Member of Assam Legislative Assembly
- Incumbent
- Assumed office 4 May 2026
- Constituency: Kamalpur, Assam Assembly constituency
- In office 4 May 2021 – 9 April 2026
- Constituency: Kamalpur, Assam Assembly constituency

Personal details
- Party: Bharatiya Janata Party
- Spouse: Juli Kalita
- Children: Son: Rahul & Daughter: Chandrima
- Alma mater: Gauhati University

= Diganta Kalita =

Indian politician

Diganta Kalita (born 2 January 1969) is an Indian politician. He is serving as 2nd Term member of the Assam legislative Assembly representing the Kamalpur Assembly constituency.
 He is a member of Bharatiya Janata Party.

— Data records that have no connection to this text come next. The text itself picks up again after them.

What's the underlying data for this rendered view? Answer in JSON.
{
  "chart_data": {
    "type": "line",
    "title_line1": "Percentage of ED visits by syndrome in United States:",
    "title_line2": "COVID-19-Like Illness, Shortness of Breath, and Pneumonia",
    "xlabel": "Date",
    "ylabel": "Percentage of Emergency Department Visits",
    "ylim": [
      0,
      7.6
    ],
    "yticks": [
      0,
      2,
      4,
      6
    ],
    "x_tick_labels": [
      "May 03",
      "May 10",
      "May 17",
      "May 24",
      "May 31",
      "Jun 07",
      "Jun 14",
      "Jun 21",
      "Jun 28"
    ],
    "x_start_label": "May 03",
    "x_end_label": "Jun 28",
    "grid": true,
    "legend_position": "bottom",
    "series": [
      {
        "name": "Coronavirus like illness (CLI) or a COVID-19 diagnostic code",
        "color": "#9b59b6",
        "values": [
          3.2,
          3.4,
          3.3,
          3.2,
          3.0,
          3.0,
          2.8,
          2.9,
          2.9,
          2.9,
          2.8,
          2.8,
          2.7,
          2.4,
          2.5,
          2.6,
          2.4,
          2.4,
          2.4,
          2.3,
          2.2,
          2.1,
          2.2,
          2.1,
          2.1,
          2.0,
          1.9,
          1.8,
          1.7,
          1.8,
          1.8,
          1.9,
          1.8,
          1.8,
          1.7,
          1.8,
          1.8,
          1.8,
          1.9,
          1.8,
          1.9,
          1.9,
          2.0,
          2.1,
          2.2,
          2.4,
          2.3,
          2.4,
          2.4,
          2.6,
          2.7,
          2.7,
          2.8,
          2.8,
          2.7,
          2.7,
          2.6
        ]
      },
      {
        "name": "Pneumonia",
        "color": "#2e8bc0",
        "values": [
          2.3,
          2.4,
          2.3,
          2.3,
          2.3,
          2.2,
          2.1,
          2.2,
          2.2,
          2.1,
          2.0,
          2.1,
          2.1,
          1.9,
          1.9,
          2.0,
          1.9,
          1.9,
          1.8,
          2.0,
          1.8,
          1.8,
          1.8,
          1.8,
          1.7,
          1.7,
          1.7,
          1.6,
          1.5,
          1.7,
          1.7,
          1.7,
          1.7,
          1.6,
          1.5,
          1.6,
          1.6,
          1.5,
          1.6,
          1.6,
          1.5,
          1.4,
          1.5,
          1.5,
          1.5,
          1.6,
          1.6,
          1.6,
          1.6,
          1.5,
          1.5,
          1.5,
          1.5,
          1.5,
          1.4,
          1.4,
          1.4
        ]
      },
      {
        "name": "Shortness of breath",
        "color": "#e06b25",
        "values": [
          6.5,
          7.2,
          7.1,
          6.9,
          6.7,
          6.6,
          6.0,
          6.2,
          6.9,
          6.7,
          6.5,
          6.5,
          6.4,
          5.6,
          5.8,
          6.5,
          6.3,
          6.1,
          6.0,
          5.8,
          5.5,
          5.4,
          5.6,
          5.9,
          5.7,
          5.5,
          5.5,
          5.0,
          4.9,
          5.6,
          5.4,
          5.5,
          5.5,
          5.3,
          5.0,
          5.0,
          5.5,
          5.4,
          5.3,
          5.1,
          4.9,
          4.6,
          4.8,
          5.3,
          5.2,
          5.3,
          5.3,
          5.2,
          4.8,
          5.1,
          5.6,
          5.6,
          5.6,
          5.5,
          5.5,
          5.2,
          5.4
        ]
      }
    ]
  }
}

== Early life and education ==
He was born on 2 January 1969 to Haladhar Kalita. He completed his schooling from MGM School, Noonmati and later completed Bachelor of Science from Gauhati University in 1989.

==Political career==
He joined Indian National Congress during his college days in 1985 and later became a state secretary of Assam Pradesh Congress Committee. He resigned from the post of APCC secretary on 14 August 2014 and joined Bharatiya Janata Party on 10 September 2015. In the 2021 Assam assembly election he contested from the Kamalpur Assembly constituency and won against Indian National Congress candidate Kishor Kumar Bhattacharya with a margin of 18,114 votes.

== Personal life ==
He married Juli Kalita on 7 December 1996. They have a son named Rahul Kalita and a daughter named Chandrima Kalita.